Fue solo el anuncio de lo que se avecinaba. A lo largo de los tres cuartos de hora siguientes fueron pasando: seis que se presentaron como enfermos de SIDA -dos de los cuales pusieron mucho interés en que examináramos sus brazos para que quedara claro que no se pinchaban, cosa que distaba de ser evidente-; tres que reclamaron con insistencia que adquiriéramos sus dudosas artesanías; una chica pálida con aspecto de monja fugada del convento que ofrecía estampas de vírgenes; otra del ramo de los claveles, empeñada en regalar uno a mi acompañante («Es que me he quedado con el duende de sus ojos, señora», le dijo, sin importarle que mi amiga llevara gafas de sol); otra que mostró una determinación de leernos las manos rayana en el más feroz de los fanatismos...

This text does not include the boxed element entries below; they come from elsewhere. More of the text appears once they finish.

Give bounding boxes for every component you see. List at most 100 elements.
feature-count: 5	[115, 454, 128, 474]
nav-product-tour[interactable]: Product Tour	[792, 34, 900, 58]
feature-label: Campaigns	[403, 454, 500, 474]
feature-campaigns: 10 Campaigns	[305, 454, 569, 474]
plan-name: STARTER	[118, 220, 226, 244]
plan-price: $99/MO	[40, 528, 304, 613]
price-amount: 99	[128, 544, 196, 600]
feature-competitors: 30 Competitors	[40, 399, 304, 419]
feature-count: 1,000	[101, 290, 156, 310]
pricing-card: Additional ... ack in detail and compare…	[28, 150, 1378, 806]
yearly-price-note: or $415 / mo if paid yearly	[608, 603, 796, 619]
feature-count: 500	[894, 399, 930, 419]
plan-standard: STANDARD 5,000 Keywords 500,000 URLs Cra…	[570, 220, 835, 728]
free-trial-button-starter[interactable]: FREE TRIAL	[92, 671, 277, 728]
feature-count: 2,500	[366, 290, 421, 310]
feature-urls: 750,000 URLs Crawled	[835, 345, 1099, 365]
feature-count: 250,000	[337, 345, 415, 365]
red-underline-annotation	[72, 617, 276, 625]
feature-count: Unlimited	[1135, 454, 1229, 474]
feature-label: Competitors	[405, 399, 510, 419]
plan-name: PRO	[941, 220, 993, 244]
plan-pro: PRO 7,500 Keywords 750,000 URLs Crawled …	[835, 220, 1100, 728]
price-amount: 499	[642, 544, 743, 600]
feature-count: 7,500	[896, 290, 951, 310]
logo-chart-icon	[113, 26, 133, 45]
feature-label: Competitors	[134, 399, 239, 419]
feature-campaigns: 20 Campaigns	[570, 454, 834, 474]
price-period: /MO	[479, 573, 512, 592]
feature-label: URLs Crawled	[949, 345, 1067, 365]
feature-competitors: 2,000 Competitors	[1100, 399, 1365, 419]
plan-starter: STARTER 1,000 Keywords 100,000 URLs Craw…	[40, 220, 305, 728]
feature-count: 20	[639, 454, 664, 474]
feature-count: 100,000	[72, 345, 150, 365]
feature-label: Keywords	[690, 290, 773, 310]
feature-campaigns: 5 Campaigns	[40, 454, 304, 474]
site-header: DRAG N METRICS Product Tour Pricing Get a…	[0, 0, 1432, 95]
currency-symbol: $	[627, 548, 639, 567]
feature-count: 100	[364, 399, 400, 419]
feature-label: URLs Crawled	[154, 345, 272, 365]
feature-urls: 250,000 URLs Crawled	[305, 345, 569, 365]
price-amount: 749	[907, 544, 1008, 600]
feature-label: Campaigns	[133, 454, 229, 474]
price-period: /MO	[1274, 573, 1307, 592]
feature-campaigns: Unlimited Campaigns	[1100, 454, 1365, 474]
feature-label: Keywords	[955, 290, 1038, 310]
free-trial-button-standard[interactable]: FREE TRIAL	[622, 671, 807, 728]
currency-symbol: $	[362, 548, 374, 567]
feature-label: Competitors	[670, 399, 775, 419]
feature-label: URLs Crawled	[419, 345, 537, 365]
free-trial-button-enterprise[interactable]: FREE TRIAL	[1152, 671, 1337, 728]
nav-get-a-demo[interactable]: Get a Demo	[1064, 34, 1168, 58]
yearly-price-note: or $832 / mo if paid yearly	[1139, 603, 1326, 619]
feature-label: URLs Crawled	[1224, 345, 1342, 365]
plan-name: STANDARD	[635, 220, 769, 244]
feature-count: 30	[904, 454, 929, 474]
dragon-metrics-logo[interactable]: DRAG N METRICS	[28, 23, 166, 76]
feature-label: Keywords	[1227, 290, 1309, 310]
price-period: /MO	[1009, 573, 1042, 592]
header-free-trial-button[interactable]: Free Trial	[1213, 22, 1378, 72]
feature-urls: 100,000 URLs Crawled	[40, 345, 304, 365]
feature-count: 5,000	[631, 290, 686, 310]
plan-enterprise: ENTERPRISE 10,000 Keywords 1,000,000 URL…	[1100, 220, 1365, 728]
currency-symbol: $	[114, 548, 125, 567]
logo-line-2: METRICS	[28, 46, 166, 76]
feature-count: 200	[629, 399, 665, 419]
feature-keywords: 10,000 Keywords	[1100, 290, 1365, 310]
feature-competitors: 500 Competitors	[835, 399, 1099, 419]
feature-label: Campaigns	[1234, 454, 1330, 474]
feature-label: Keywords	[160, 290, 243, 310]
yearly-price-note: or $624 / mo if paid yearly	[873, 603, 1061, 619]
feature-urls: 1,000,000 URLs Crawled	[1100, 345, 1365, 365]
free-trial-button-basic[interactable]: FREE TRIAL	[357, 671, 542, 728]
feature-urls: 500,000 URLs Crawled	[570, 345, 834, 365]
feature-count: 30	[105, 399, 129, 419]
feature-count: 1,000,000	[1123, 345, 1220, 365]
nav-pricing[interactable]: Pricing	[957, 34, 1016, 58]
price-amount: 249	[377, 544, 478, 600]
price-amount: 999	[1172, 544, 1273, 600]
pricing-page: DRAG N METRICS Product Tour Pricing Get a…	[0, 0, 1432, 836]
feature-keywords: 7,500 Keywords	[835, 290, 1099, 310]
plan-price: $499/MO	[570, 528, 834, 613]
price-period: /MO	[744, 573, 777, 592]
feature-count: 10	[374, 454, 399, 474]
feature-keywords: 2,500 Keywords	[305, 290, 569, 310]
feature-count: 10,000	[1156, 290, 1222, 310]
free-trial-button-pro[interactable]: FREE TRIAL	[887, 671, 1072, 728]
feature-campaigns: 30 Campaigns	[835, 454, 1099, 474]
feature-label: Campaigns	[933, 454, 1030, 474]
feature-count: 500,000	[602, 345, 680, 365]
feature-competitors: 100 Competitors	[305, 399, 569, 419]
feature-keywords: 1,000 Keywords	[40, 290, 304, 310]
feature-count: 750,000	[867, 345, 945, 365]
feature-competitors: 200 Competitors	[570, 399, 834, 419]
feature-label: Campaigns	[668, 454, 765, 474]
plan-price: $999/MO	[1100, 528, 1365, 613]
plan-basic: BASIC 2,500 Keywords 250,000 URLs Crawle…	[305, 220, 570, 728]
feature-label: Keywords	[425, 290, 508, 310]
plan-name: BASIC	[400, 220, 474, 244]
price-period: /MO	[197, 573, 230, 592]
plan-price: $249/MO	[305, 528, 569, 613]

No pudimos hablar de nada, por supuesto. Acabamos el arroz y nos marchamos precipitadamente.
Según nos íbamos, un chico sucio, delgadísimo y cojitranco se acercó a nuestra mesa y afanó el pan que no habíamos comido.
-¿Qué querías comentar sobre lo de Cuba? -le dije a mi amiga.
No me contestó.
En realidad, ninguno de los dos tenía ya ganas de hablar de nada.
Javier Ortiz. El Mundo (23 de abril de 1994). Subido a "Desde Jamaica" el 27 de abril de 2011.